A recent post from a midwife on the Dating a Widower Facebook group got me thinking about how culture helps or hinders widowers from moving on. The story she posted goes as follows (posted here with permission):
Attended another beautiful homebirth yesterday. One of my Amish ladies. She had a baby girl, number nine and they named her Mary, in honor of her husband's father's wife, who is not his [birth] mother. His [birth] mother died a couple years ago and his Dad remarried this lady. They usually name their children after family members. The Dad said that he wanted to be sure that his Father's wife knew that they all loved and accepted her and that she was family. They wanted to honor her for loving his father and taking care of his younger siblings. She is too old to have children of her own so this is the only way her name would live on in their family. His father just remarried a few months ago and only courted her for a few months prior to that. The Dad said to me that while they all miss his mom and remember her fondly, in their culture when a man remarries she is not the "new wife" she is just "the wife", it's a very "the old has passed away, now we go on with life in the here and now" kind of society. I found their naming of their daughter to be such a touching gesture.
I don’t know much about the Amish culture but, like the GOW who posted it, I found this to be a very moving way of accepting the new wife into a family. In fact, I can’t think of a more tender way of letting a WOW know that she’s officially part of the family.
What culture that the widower grew up in can have a profound effect on when or if he starts a new chapter in his life. Some cultures, like the Amish example above, do a better job of helping members of the community with loss and moving on. Others don’t.
For example, Popular Western culture (as it’s defined by movies, books, news, music, etc.) doesn’t do a good job in my opinion of handling issues of grief, widowhood, and marriage. In books and movies, widowers are generally portrayed as lost forlorn souls who’s pain can only be fixed by a new woman. Despite their immense pain, they’re generally portrayed as good dating material because they’ve already opened up their heart to someone else and know how to express their true feelings.

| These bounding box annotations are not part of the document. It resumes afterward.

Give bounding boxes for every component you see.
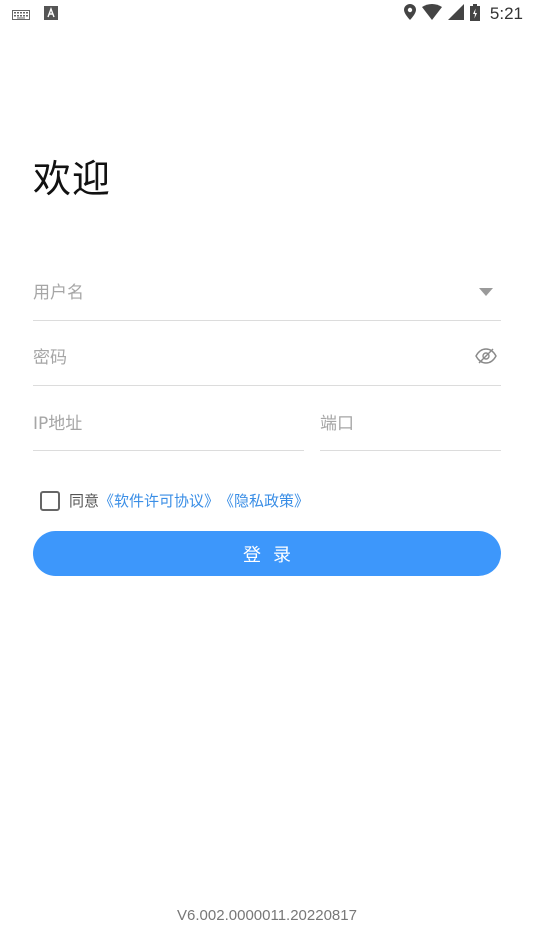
software-license-link[interactable]: 《软件许可协议》: [99, 490, 219, 511]
status-bar-system: 5:21: [403, 3, 523, 25]
password-input[interactable]: [33, 331, 501, 385]
ip-field-row: [33, 397, 304, 451]
username-field-row: [33, 266, 501, 321]
password-field-row: [33, 331, 501, 386]
agreement-prefix: 同意: [69, 492, 100, 510]
login-button[interactable]: 登录: [33, 531, 501, 576]
battery-icon: [469, 3, 480, 25]
status-bar-notifications: [12, 5, 58, 24]
a-icon: [44, 5, 58, 24]
privacy-policy-link[interactable]: 《隐私政策》: [219, 490, 309, 511]
signal-icon: [447, 4, 464, 24]
port-input[interactable]: [320, 397, 501, 450]
keyboard-icon: [12, 5, 30, 24]
agreement-checkbox[interactable]: [40, 490, 60, 511]
location-icon: [403, 4, 416, 24]
username-dropdown-button[interactable]: [479, 288, 495, 298]
caret-down-icon: [479, 288, 495, 296]
wifi-icon: [421, 4, 442, 24]
status-time: 5:21: [489, 4, 523, 23]
agreement-row: 同意 《软件许可协议》 《隐私政策》: [40, 490, 309, 511]
eye-off-icon: [475, 348, 497, 369]
welcome-title: 欢迎: [33, 157, 112, 201]
status-bar: 5:21: [0, 0, 534, 28]
username-input[interactable]: [33, 266, 501, 320]
toggle-password-visibility-button[interactable]: [475, 347, 499, 367]
version-label: V6.002.0000011.20220817: [177, 907, 357, 924]
ip-address-input[interactable]: [33, 397, 304, 450]
port-field-row: [320, 397, 501, 451]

Movies and books about widowers falling in love again make good entertainment, but they usually don’t translate well when we use them to influence real world relationships with widowers. Think of the opening scene in Sleepless in Seattle when the Tom Hank’s character calls in to a radio show and talks about how much he loves his late wife. He gets hundreds of letters from women who want to date him. In the real world how many people actually fall in love with someone because of how much the talk about their love for another person? No many, if any. Yet movies and other entertainment like Sleepless subtly influence the way some widowers and GOWs go about their relationship.
I grew up in a strongly religious community and as an adult have chosen to remain part of it. In my culture, we believe families can be together after this life and the bonds of marriage can transcend death. Though those beliefs weren’t the sole factor in my ability to move on and start a life with Marathon Girl, the values and beliefs I’ve chosen to follow did strongly influence my ability to forgive the late wife for her suicide and open my heart to someone else.
That’s not to say that all religious cultures do a good job of helping widowers transition to a new life or that more secular cultures don’t. The point is that a set of values and beliefs that a widower currently has or was raised with can strongly influence the way he, his family, and others grieve and moves on to the point that it may help or hinder any relationship he enters.
So as you’re dating and getting to know a widower better, keep in mind any cultural influences that may be holding him back or moving him forward. Understanding the ideas and philosophies of someone you’re dating are only part of getting to know someone but doing so might help you understand a widower’s words and actions as well as knowing whether or not he’s capable of starting a new life with you.